1997-10-10 15:35:13.046, CREATE_DATE=\"1997-10-10 13:03:58.388887\", LAST_UPDATE_DATE=\"1997-10-10 13:03:58.388\", ACTION=\"externalFactor.RESPONSE\", STATUS=\"info\", DATA_STRING=\"<?xml version=\"1.0\" encoding=\"UTF-8\"?><externalFactorReturn><roleName>ROLE.CustomerManager</roleName><roleName>ROLE.DataSteward</roleName><pepres>false</pepres><externalFactor>false</externalFactor><parkeristrator>true</parkeristrator><current>parker</current></externalFactorReturn>"
| eval data=split(data,"
")
| mvexpand data
| eval _raw=data
| fields - data
``` Everything above sets up demo data. Delete IRL ```
``` Extract keys and values ```
| rex max_match=0 "<(?<key>[^>]+)>(?<value>[^<]+)<\/\1>"

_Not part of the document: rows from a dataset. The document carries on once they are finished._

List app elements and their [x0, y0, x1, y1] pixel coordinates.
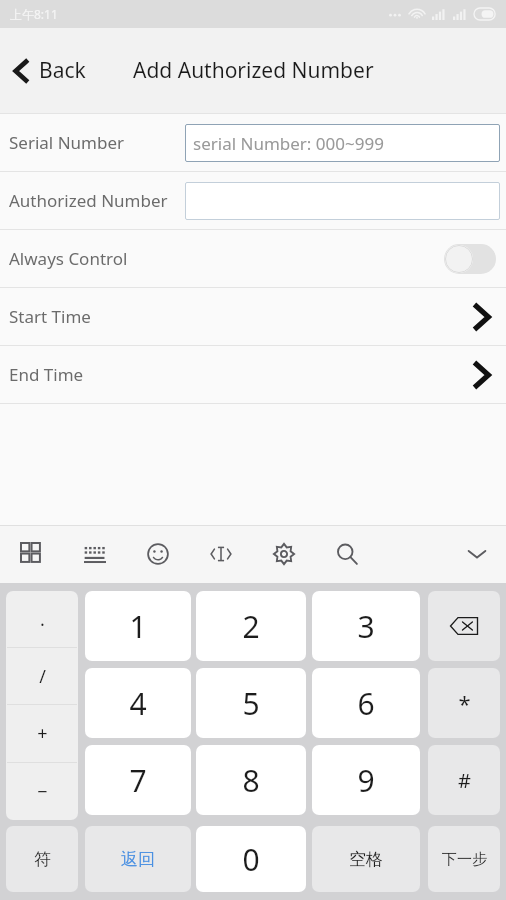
staticText: Back	[39, 56, 86, 85]
button[interactable]: 4	[85, 668, 191, 738]
button[interactable]: 7	[85, 745, 191, 815]
button[interactable]: 0	[196, 826, 306, 892]
staticText: serial Number: 000~999	[193, 132, 384, 155]
button[interactable]: Keyboard	[80, 539, 110, 569]
button[interactable]: Search	[332, 539, 362, 569]
staticText: +	[37, 721, 48, 746]
button[interactable]: .	[6, 591, 78, 647]
button[interactable]: Settings	[269, 539, 299, 569]
staticText: 1	[129, 606, 147, 647]
button[interactable]: Cursor	[206, 539, 236, 569]
button[interactable]: Always Control toggle	[444, 244, 496, 274]
button[interactable]: Always Control	[0, 230, 506, 287]
staticText: .	[40, 607, 45, 632]
button[interactable]: 6	[312, 668, 420, 738]
staticText: −	[37, 779, 48, 804]
button[interactable]: *	[428, 668, 500, 738]
button[interactable]: Serial Number	[0, 114, 506, 171]
button[interactable]: 返回	[85, 826, 191, 892]
staticText: 空格	[349, 849, 383, 870]
button[interactable]: −	[6, 763, 78, 820]
button[interactable]: +	[6, 705, 78, 762]
button[interactable]: 8	[196, 745, 306, 815]
button[interactable]: 3	[312, 591, 420, 661]
staticText: 5	[242, 683, 260, 724]
button[interactable]: 5	[196, 668, 306, 738]
button[interactable]: Emoji	[143, 539, 173, 569]
button[interactable]: /	[6, 648, 78, 704]
button[interactable]: Grid	[17, 539, 47, 569]
button[interactable]: #	[428, 745, 500, 815]
staticText: 7	[129, 760, 147, 801]
staticText: 返回	[121, 849, 155, 870]
staticText: 上午8:11	[10, 6, 58, 22]
staticText: 0	[242, 839, 260, 880]
staticText: 2	[242, 606, 260, 647]
button[interactable]: 1	[85, 591, 191, 661]
staticText: 符	[34, 849, 51, 870]
staticText: Add Authorized Number	[133, 56, 374, 85]
button[interactable]: Start Time	[0, 288, 506, 345]
staticText: Authorized Number	[9, 189, 168, 212]
staticText: Always Control	[9, 247, 128, 270]
staticText: 8	[242, 760, 260, 801]
button[interactable]: 2	[196, 591, 306, 661]
button[interactable]: Authorized Number	[0, 172, 506, 229]
staticText: 3	[357, 606, 375, 647]
button[interactable]: End Time	[0, 346, 506, 403]
button[interactable]: 符	[6, 826, 78, 892]
staticText: 9	[357, 760, 375, 801]
staticText: 4	[129, 683, 147, 724]
staticText: *	[458, 688, 471, 718]
staticText: Start Time	[9, 305, 91, 328]
button[interactable]: Backspace	[428, 591, 500, 661]
button[interactable]: 空格	[312, 826, 420, 892]
staticText: 下一步	[442, 850, 487, 869]
button[interactable]: 9	[312, 745, 420, 815]
staticText: Serial Number	[9, 131, 125, 154]
staticText: /	[39, 664, 46, 689]
staticText: End Time	[9, 363, 84, 386]
button[interactable]: Back	[0, 46, 100, 95]
staticText: #	[458, 767, 471, 794]
button[interactable]: 下一步	[428, 826, 500, 892]
staticText: 6	[357, 683, 375, 724]
button[interactable]: Hide keyboard	[462, 539, 492, 569]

``` Match keys and values so they stayed paired during mvexpand ```
| eval pairs=mvzip(key,value)
| mvexpand pairs
``` Separate key from value ```
| eval pairs=split(pairs,",")
``` Define key=value result ```
| eval key=mvindex(pairs,0), value=mvindex(pairs,1)
| fields key,value
| fields - _*
| transpose 0 header_field=key
But, i'm still not able to view extracted field_header properly in interesting fields. i can only view "key" and "value" in interesting fields. I'm searching in verbose mode.
Only the key and value fields are visible because that is what the fields command does. If you prefer different names then change "key" to "field_header" throughout the query. Likewise for "value".
i'm trying to find right regex for Splunk search time extraction first, via Splunk GUI.